Arun starts walking first with Bijen starting on the cycle simultaneously. At a point distant X miles from the starting point, Bijen drops the cycle and starts walking the rest distance Y to the finishing point. Both reaches the destination at the same time.

As time T to travel a distance D equals D divided by Speed S, the times in hours would be,

TAW = X/4

TAR = Y/10

TBR = X/8, and,

TBW = Y/5.

But, TAW + TAR = X/4 + Y/10 = TBR + TBW = X/8 + Y/5,

Or, (X/4 - Y/5) = (X/8 - Y/10) = 1/2(X/4 - Y/5).

Math then ascertains that,

(X/4 - Y/5)=0,

Or, X/4 = Y/5,

Or, X/Y = 4/5.

Add 1 to both sides,

(X + Y)/Y = 9/5,

Or, 20/Y = 9/5.

So finally a breakthrough result,

Y= 100/9 miles, and,

X = 80/9 miles.

Success so soon! If Arun walks first with Bijen riding the cycle, at a distance of 80/9 miles Bijen would leave the Cycle behind and start walking. Reaching this **exchange point** Arun would use the cycle to cover the rest 100/9 miles and reach the end point simultaneously with Bijen.

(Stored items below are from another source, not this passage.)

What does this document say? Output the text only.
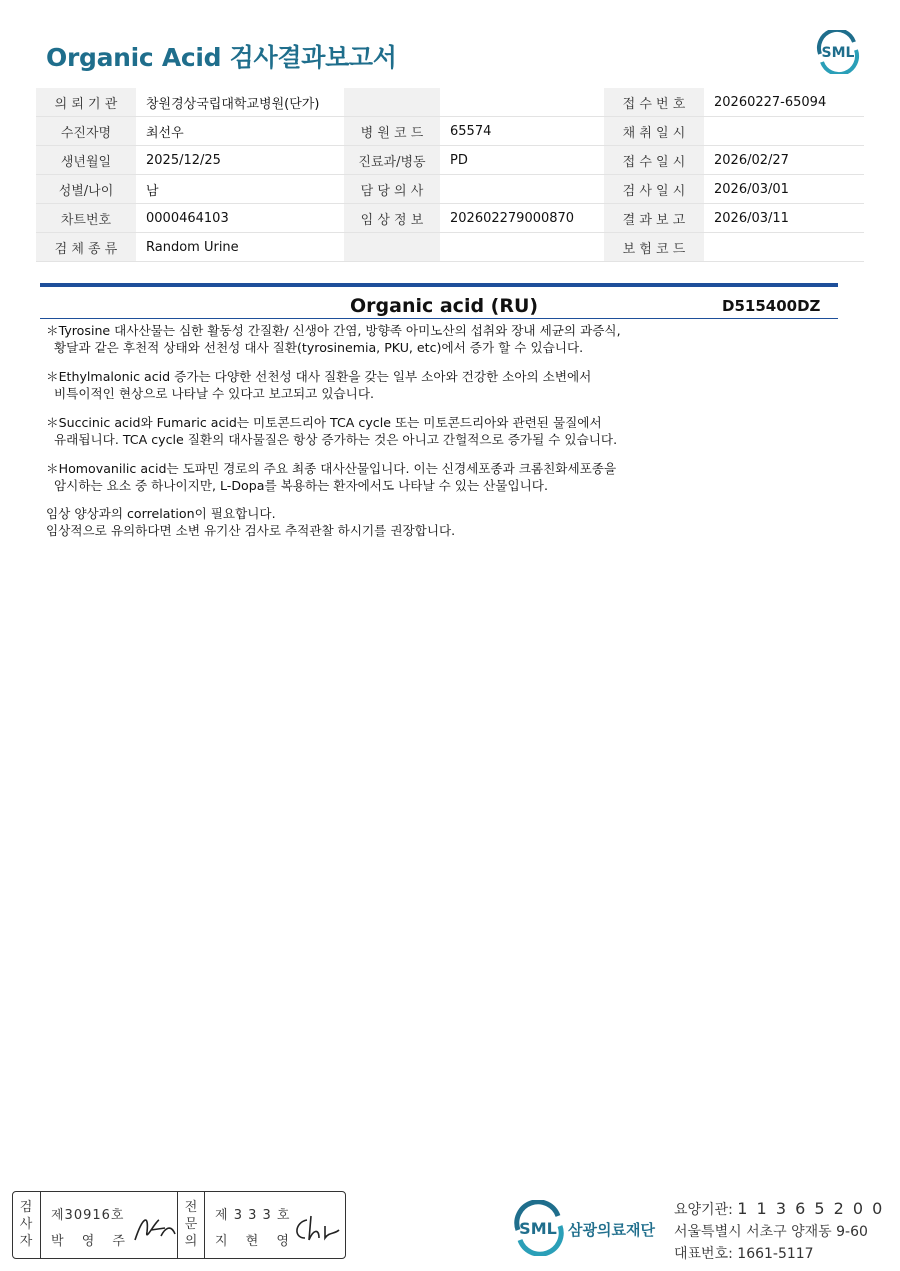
Organic Acid 검사결과보고서	SML
의 뢰 기 관	창원경상국립대학교병원(단가)			접 수 번 호	20260227-65094
수진자명	최선우	병 원 코 드	65574	채 취 일 시	
생년월일	2025/12/25	진료과/병동	PD	접 수 일 시	2026/02/27
성별/나이	남	담 당 의 사		검 사 일 시	2026/03/01
차트번호	0000464103	임 상 정 보	202602279000870	결 과 보 고	2026/03/11
검 체 종 류	Random Urine			보 험 코 드	
Organic acid (RU)	D515400DZ
＊Tyrosine 대사산물는 심한 활동성 간질환/ 신생아 간염, 방향족 아미노산의 섭취와 장내 세균의 과증식,
황달과 같은 후천적 상태와 선천성 대사 질환(tyrosinemia, PKU, etc)에서 증가 할 수 있습니다.
＊Ethylmalonic acid 증가는 다양한 선천성 대사 질환을 갖는 일부 소아와 건강한 소아의 소변에서
비특이적인 현상으로 나타날 수 있다고 보고되고 있습니다.
＊Succinic acid와 Fumaric acid는 미토콘드리아 TCA cycle 또는 미토콘드리아와 관련된 물질에서
유래됩니다. TCA cycle 질환의 대사물질은 항상 증가하는 것은 아니고 간헐적으로 증가될 수 있습니다.
＊Homovanilic acid는 도파민 경로의 주요 최종 대사산물입니다. 이는 신경세포종과 크롬친화세포종을
암시하는 요소 중 하나이지만, L-Dopa를 복용하는 환자에서도 나타날 수 있는 산물입니다.
임상 양상과의 correlation이 필요합니다.
임상적으로 유의하다면 소변 유기산 검사로 추적관찰 하시기를 권장합니다.
검
사
자
제30916호
박 영 주
전
문
의
제 3 3 3 호
지 현 영
SML 삼광의료재단
요양기관: 1 1 3 6 5 2 0 0
서울특별시 서초구 양재동 9-60
대표번호: 1661-5117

This is the first solution that has been forced by the conditions that the two friends would share a single cycle between them and they would reach the end point at the same time.

But in addition to these necessary conditions, the critical element has been the **ratio 4/5 of both pair of speeds.**

**Because of this equality of the ratio only** we could derive the breakthrough relation, X/Y = 4/5 and then determine the value of X and Y.

**Question is:** Can there be any solution other than this solution **with a single cycle exchange point?**

As an answer we would tell you to divide X into four equal parts each 20/9 miles long and divide Y into five equal parts each also 20/9 miles long. Effectively, you would divide then the whole 20 miles into 9 equal parts.

Now with Arun first riding the segment 1, he will again ride on alternate segment 3, 5, 7 and 9, a total of 5 segments of total length 100/9 miles and walk the rest 80/9 miles in four segments.

When Arun rides Bijen walks.

So in this scheme Bijen will walk 100/9 miles and will ride 80/9 miles.

Portion that Arun and Bijen walk as well as ride are exactly same as before, only difference being Arun starts riding first as if reversing the first solution from the end point.

This equivalence of the new scheme with the first successful scheme would ascertain that again both friends would reach destination at the same time.

Following shows the schematic for this second solution.

Again we would raise the same question: can there be any more solution?

In fact there would be infinite more solutions.

Just divide each 20/9 miles long segment into nine other segments and you would get the third solution.

And so on.

But that is theoretical. Practically the third solution onward would have segment length too small to be called feasible ones.